I remember learning that we share 65% of our DNA with other animals, like birds. Viruses can cross between humans and birds so what if we get it? What do we do? Are there any medications to treat this disease? It seems like the bird flu is a big issue that can cause certain types of birds to become extinct. Why is it only affecting the Poland/Germany area and will it come back to America? -M.M.P. Somonauk

Unknown said...

Why is it only affecting birds? Since it is affecting some of the birds that we eat, could it be transferred to humans? What is the main cause of the viruses? Is it caused by the humans that they are getting sick? -E.C. Somonauk

unknown said...

Currently, major outbreaks of this disease have been reported in the Netherlands, Germany, France, Hungary, Israel, and Poland. My question is: Why is it that these are the countries being affected? Also, the types of birds affected are wild birds, swans, ducks, geese, eagles, chickens, and layers. What is it about these species of birds that the disease is killing so many of them? -E.D. Somonauk

Brad Kinsinger said...

Love all the conversation Somonauk students! Hopefully we can get others from across the nation and world to get involved with you.

unknown said...

At the moment, there have been many breakouts of disease all over the world.
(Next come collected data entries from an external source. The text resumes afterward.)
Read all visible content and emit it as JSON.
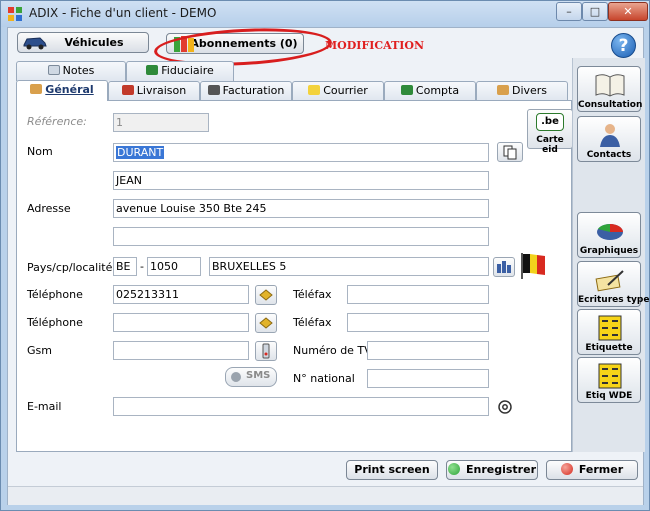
{
  "window": {
    "title": "ADIX - Fiche d'un client - DEMO",
    "min_label": "–",
    "max_label": "□",
    "close_label": "✕"
  },
  "topbar": {
    "vehicules_label": "Véhicules",
    "abonnements_label": "Abonnements (0)",
    "annotation": "MODIFICATION",
    "help_label": "?"
  },
  "tabs_row1": [
    {
      "label": "Notes",
      "icon": "notes-icon"
    },
    {
      "label": "Fiduciaire",
      "icon": "fiduciaire-icon"
    }
  ],
  "tabs_row2": [
    {
      "label": "Général",
      "icon": "general-icon",
      "active": true
    },
    {
      "label": "Livraison",
      "icon": "truck-icon"
    },
    {
      "label": "Facturation",
      "icon": "pen-icon"
    },
    {
      "label": "Courrier",
      "icon": "envelope-icon"
    },
    {
      "label": "Compta",
      "icon": "calculator-icon"
    },
    {
      "label": "Divers",
      "icon": "divers-icon"
    }
  ],
  "form": {
    "reference_label": "Référence:",
    "reference_value": "1",
    "nom_label": "Nom",
    "nom_value": "DURANT",
    "prenom_value": "JEAN",
    "adresse_label": "Adresse",
    "adresse1_value": "avenue Louise 350 Bte 245",
    "adresse2_value": "",
    "pays_label": "Pays/cp/localité",
    "pays_value": "BE",
    "cp_separator": "-",
    "cp_value": "1050",
    "localite_value": "BRUXELLES 5",
    "tel1_label": "Téléphone",
    "tel1_value": "025213311",
    "tel2_label": "Téléphone",
    "tel2_value": "",
    "telefax1_label": "Téléfax",
    "telefax1_value": "",
    "telefax2_label": "Téléfax",
    "telefax2_value": "",
    "gsm_label": "Gsm",
    "gsm_value": "",
    "tva_label": "Numéro de TVA",
    "tva_value": "",
    "sms_label": "SMS",
    "national_label": "N° national",
    "national_value": "",
    "email_label": "E-mail",
    "email_value": "",
    "carte_eid_label": "Carte eid",
    "carte_eid_logo": ".be"
  },
  "sidebar": [
    {
      "label": "Consultation",
      "icon": "book-icon"
    },
    {
      "label": "Contacts",
      "icon": "person-icon"
    },
    {
      "label": "Graphiques",
      "icon": "pie-chart-icon"
    },
    {
      "label": "Ecritures types",
      "icon": "writing-icon"
    },
    {
      "label": "Etiquette",
      "icon": "label-icon"
    },
    {
      "label": "Etiq WDE",
      "icon": "label-wde-icon"
    }
  ],
  "bottom": {
    "print_label": "Print screen",
    "save_label": "Enregistrer",
    "close_label": "Fermer"
  },
  "colors": {
    "accent": "#3a77d6",
    "annotation": "#d81e1e",
    "save_dot": "#2fa43a",
    "close_dot": "#d62a1e"
  }
}
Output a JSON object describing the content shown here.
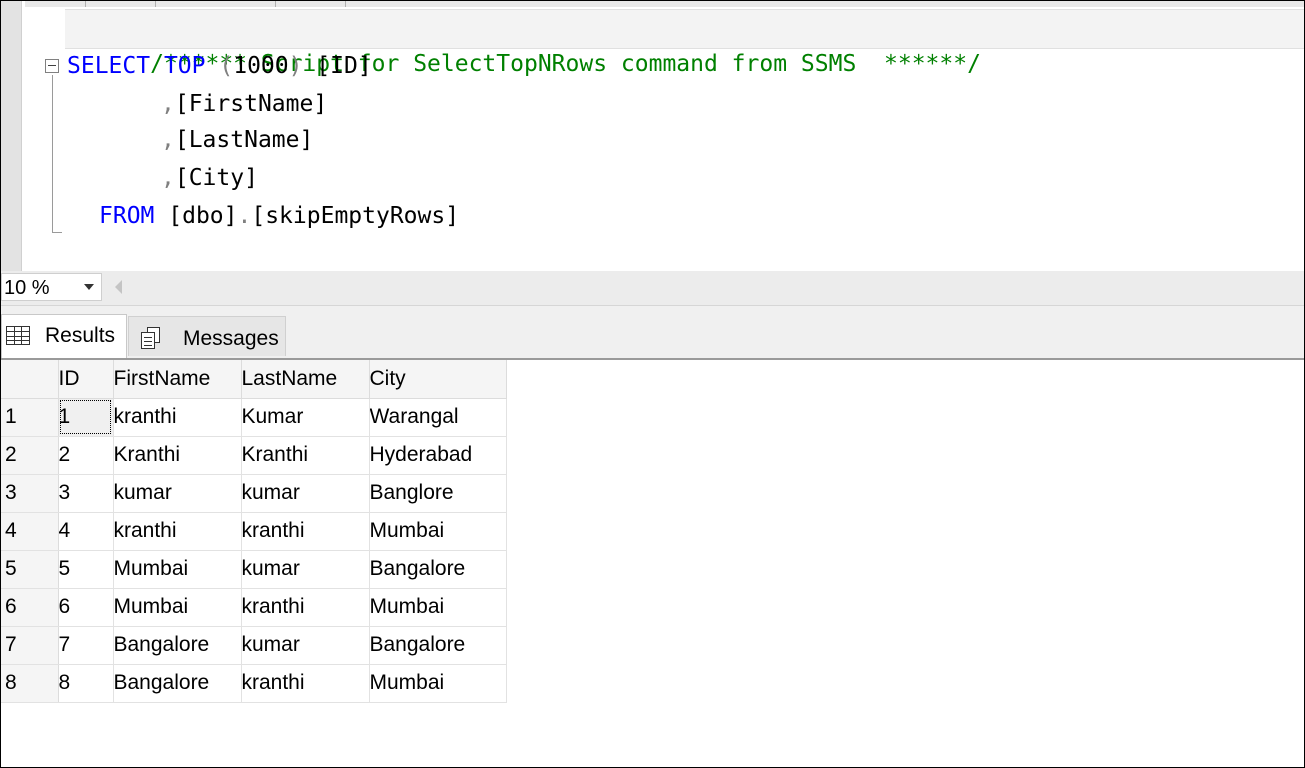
{
  "editor": {
    "line_comment": "/****** Script for SelectTopNRows command from SSMS  ******/",
    "kw_select": "SELECT",
    "kw_top": "TOP",
    "paren_open": "(",
    "top_count": "1000",
    "paren_close": ")",
    "col_id": "[ID]",
    "comma": ",",
    "col_firstname": "[FirstName]",
    "col_lastname": "[LastName]",
    "col_city": "[City]",
    "kw_from": "FROM",
    "schema": "[dbo]",
    "dot": ".",
    "table_name": "[skipEmptyRows]"
  },
  "zoom": {
    "value": "10 %"
  },
  "tabs": {
    "results_label": "Results",
    "messages_label": "Messages"
  },
  "grid": {
    "columns": [
      "ID",
      "FirstName",
      "LastName",
      "City"
    ],
    "rows": [
      {
        "rownum": "1",
        "id": "1",
        "first": "kranthi",
        "last": "Kumar",
        "city": "Warangal"
      },
      {
        "rownum": "2",
        "id": "2",
        "first": "Kranthi",
        "last": "Kranthi",
        "city": "Hyderabad"
      },
      {
        "rownum": "3",
        "id": "3",
        "first": "kumar",
        "last": "kumar",
        "city": "Banglore"
      },
      {
        "rownum": "4",
        "id": "4",
        "first": "kranthi",
        "last": "kranthi",
        "city": "Mumbai"
      },
      {
        "rownum": "5",
        "id": "5",
        "first": "Mumbai",
        "last": "kumar",
        "city": "Bangalore"
      },
      {
        "rownum": "6",
        "id": "6",
        "first": "Mumbai",
        "last": "kranthi",
        "city": "Mumbai"
      },
      {
        "rownum": "7",
        "id": "7",
        "first": "Bangalore",
        "last": "kumar",
        "city": "Bangalore"
      },
      {
        "rownum": "8",
        "id": "8",
        "first": "Bangalore",
        "last": "kranthi",
        "city": "Mumbai"
      }
    ]
  },
  "colors": {
    "keyword": "#0000ff",
    "comment": "#008000",
    "operator": "#808080",
    "text": "#000000"
  }
}
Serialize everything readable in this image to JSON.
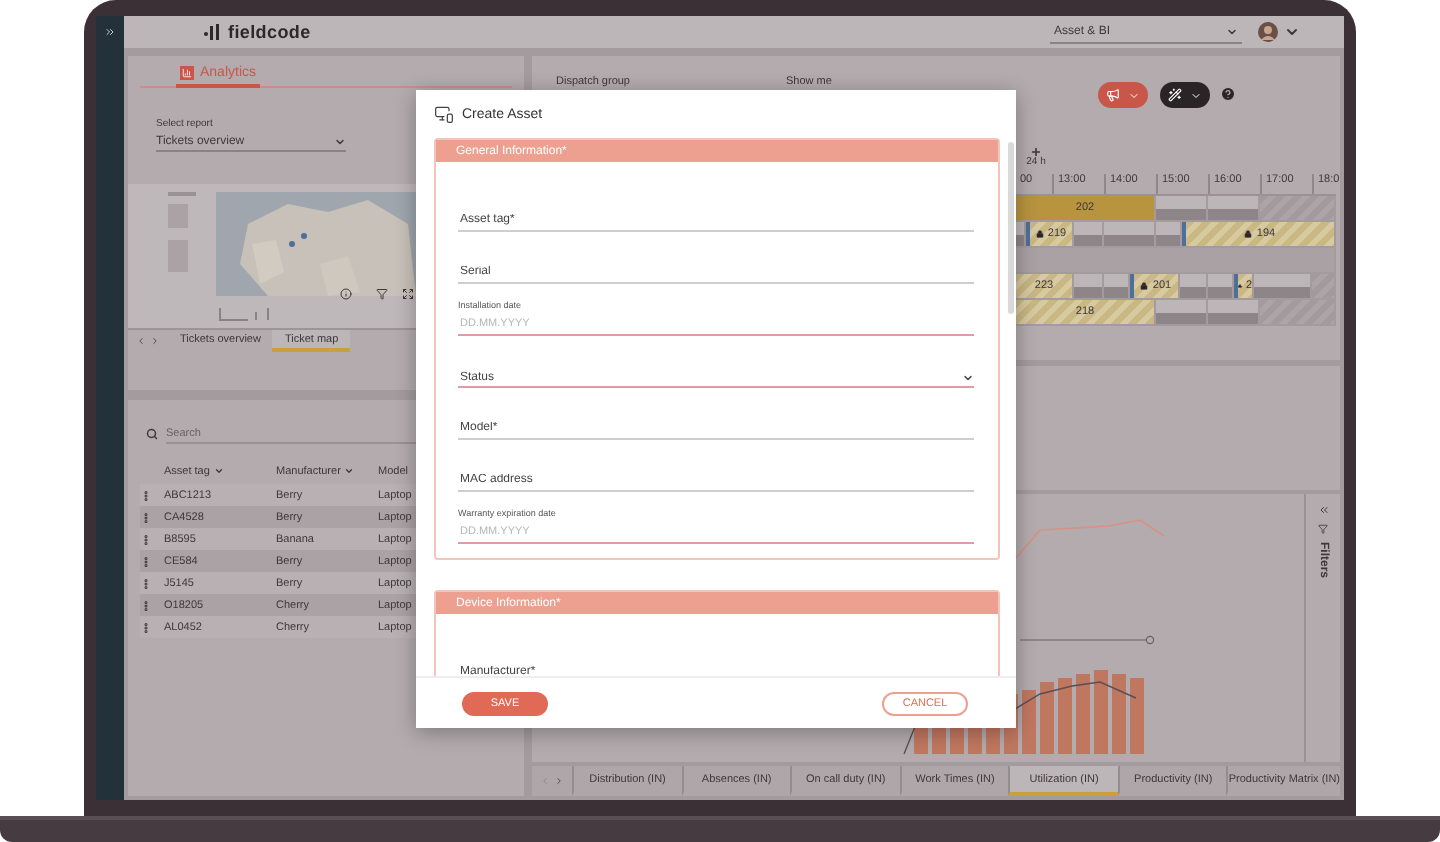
{
  "topbar": {
    "logo": "fieldcode",
    "workspace": "Asset & BI"
  },
  "analytics": {
    "tab": "Analytics",
    "report_label": "Select report",
    "report_value": "Tickets overview",
    "map_tabs": [
      {
        "label": "Tickets overview",
        "selected": false
      },
      {
        "label": "Ticket map",
        "selected": true
      }
    ]
  },
  "assets": {
    "search_placeholder": "Search",
    "columns": [
      {
        "label": "Asset tag",
        "sortable": true
      },
      {
        "label": "Manufacturer",
        "sortable": true
      },
      {
        "label": "Model",
        "sortable": false
      }
    ],
    "rows": [
      [
        "ABC1213",
        "Berry",
        "Laptop"
      ],
      [
        "CA4528",
        "Berry",
        "Laptop"
      ],
      [
        "B8595",
        "Banana",
        "Laptop"
      ],
      [
        "CE584",
        "Berry",
        "Laptop"
      ],
      [
        "J5145",
        "Berry",
        "Laptop"
      ],
      [
        "O18205",
        "Cherry",
        "Laptop"
      ],
      [
        "AL0452",
        "Cherry",
        "Laptop"
      ]
    ]
  },
  "dispatch": {
    "labels": [
      "Dispatch group",
      "Show me"
    ],
    "zoom_label": "24 h",
    "hours": [
      "00",
      "13:00",
      "14:00",
      "15:00",
      "16:00",
      "17:00",
      "18:0"
    ],
    "rows": [
      {
        "segments": [
          {
            "kind": "booked",
            "label": "202"
          },
          {
            "kind": "free"
          },
          {
            "kind": "free"
          },
          {
            "kind": "blocked"
          }
        ]
      },
      {
        "segments": [
          {
            "kind": "free"
          },
          {
            "kind": "pinned",
            "label": "219"
          },
          {
            "kind": "free"
          },
          {
            "kind": "free"
          },
          {
            "kind": "free"
          },
          {
            "kind": "pinned",
            "label": "194"
          }
        ]
      },
      {
        "segments": [
          {
            "kind": "empty"
          }
        ]
      },
      {
        "segments": [
          {
            "kind": "hatched",
            "label": "223"
          },
          {
            "kind": "free"
          },
          {
            "kind": "free"
          },
          {
            "kind": "pinned",
            "label": "201"
          },
          {
            "kind": "free"
          },
          {
            "kind": "free"
          },
          {
            "kind": "pinned",
            "label": "2"
          },
          {
            "kind": "free"
          },
          {
            "kind": "blocked"
          }
        ]
      },
      {
        "segments": [
          {
            "kind": "hatched",
            "label": "218"
          },
          {
            "kind": "free"
          },
          {
            "kind": "free"
          },
          {
            "kind": "blocked"
          }
        ]
      }
    ]
  },
  "filters": {
    "label": "Filters"
  },
  "report_tabs": [
    {
      "label": "Distribution (IN)",
      "selected": false
    },
    {
      "label": "Absences (IN)",
      "selected": false
    },
    {
      "label": "On call duty (IN)",
      "selected": false
    },
    {
      "label": "Work Times (IN)",
      "selected": false
    },
    {
      "label": "Utilization (IN)",
      "selected": true
    },
    {
      "label": "Productivity (IN)",
      "selected": false
    },
    {
      "label": "Productivity Matrix (IN)",
      "selected": false
    }
  ],
  "modal": {
    "title": "Create Asset",
    "sections": [
      {
        "title": "General Information*",
        "fields": [
          {
            "kind": "text",
            "placeholder": "Asset tag*",
            "invalid": false
          },
          {
            "kind": "text",
            "placeholder": "Serial",
            "invalid": false
          },
          {
            "kind": "date",
            "label": "Installation date",
            "placeholder": "DD.MM.YYYY",
            "invalid": true
          },
          {
            "kind": "select",
            "placeholder": "Status",
            "invalid": true
          },
          {
            "kind": "text",
            "placeholder": "Model*",
            "invalid": false
          },
          {
            "kind": "text",
            "placeholder": "MAC address",
            "invalid": false
          },
          {
            "kind": "date",
            "label": "Warranty expiration date",
            "placeholder": "DD.MM.YYYY",
            "invalid": true
          }
        ]
      },
      {
        "title": "Device Information*",
        "fields": [
          {
            "kind": "text",
            "placeholder": "Manufacturer*"
          }
        ]
      }
    ],
    "save": "SAVE",
    "cancel": "CANCEL"
  }
}
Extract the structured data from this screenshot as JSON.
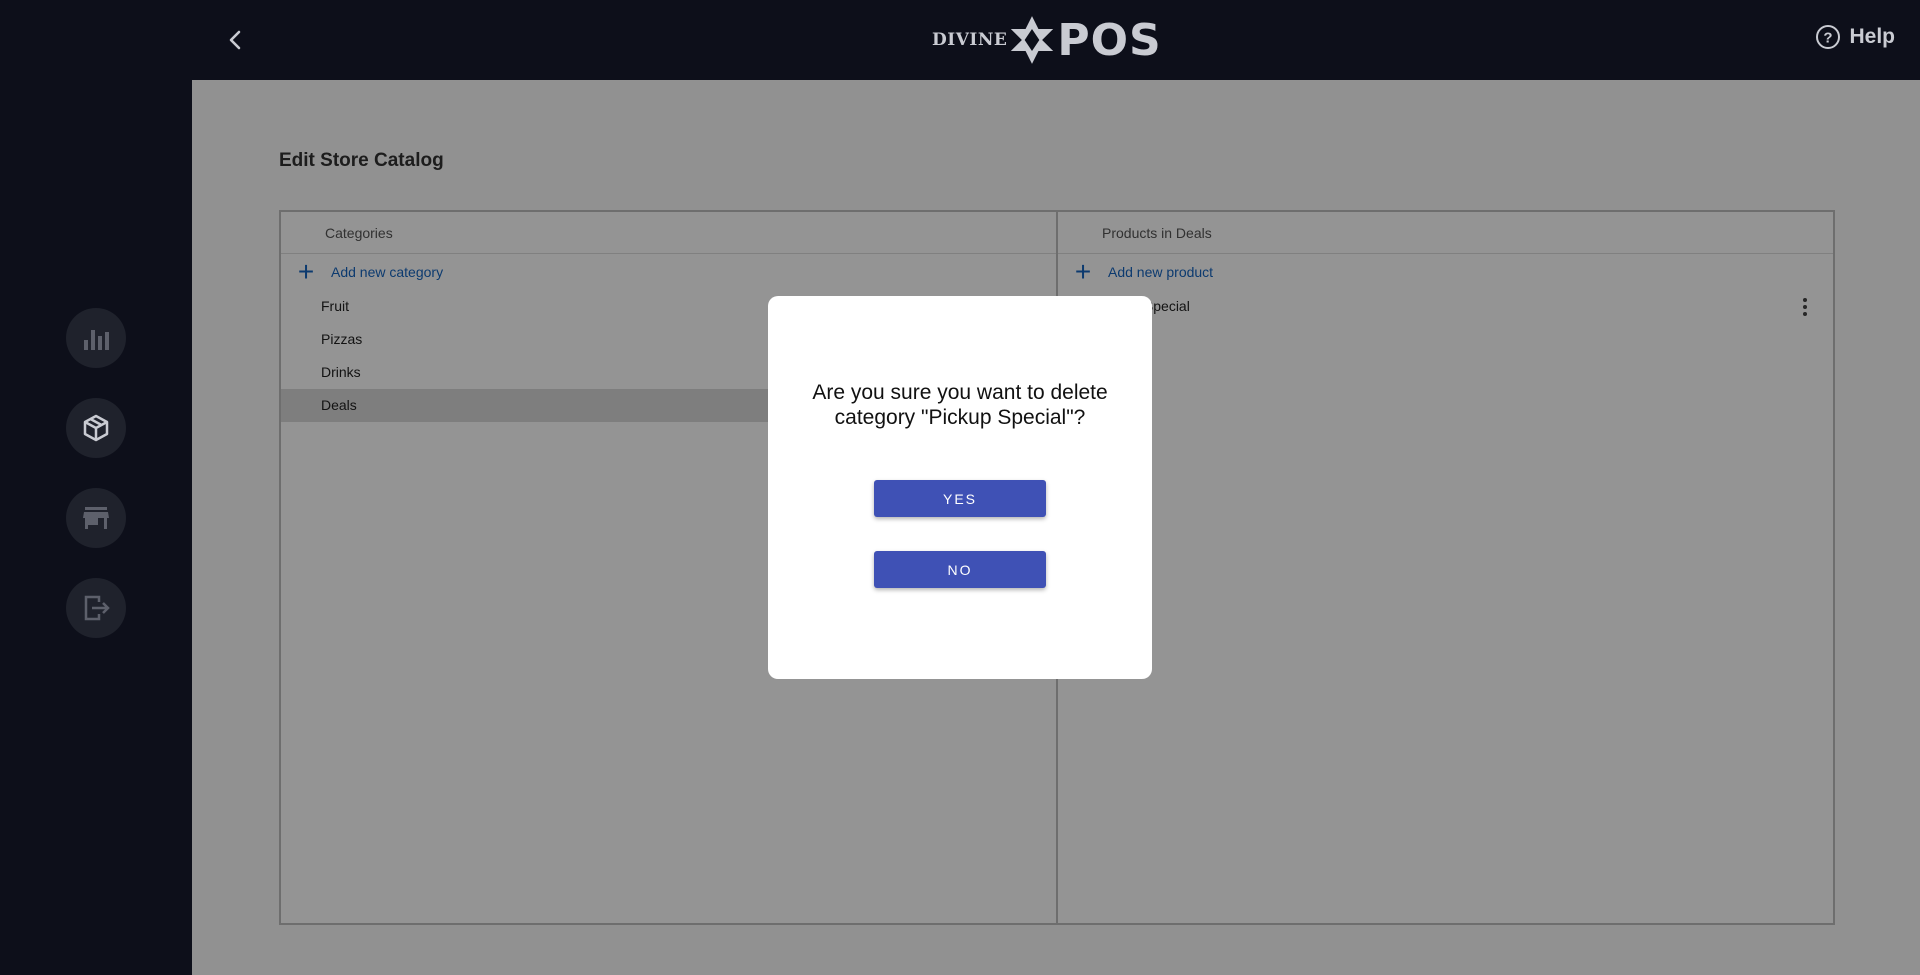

After reading the article, I had understood a wider range of different influenza's causing outbreaks. My question is what is so different from Germany/Poland from the United States so that we are not affected as well? Also is there anyway to cure the disease within the birds who have it? S.T. Somonauk

unknown said...

The bird flu is a very serious matter that is currently affecting many countries. This type of influenza is a current global issue. Some of the countries being affected are The Netherlands, Germany, France, Hungary and Poland. Many of the birds being diagnosed are backyard birds. This includes swan, geese, and turkey. Many other wild birds have been diagnosed. I was very surprised when I read this article. I had know idea that so many countries were affected by the bird flu. I was also surprised they were all well developed countries.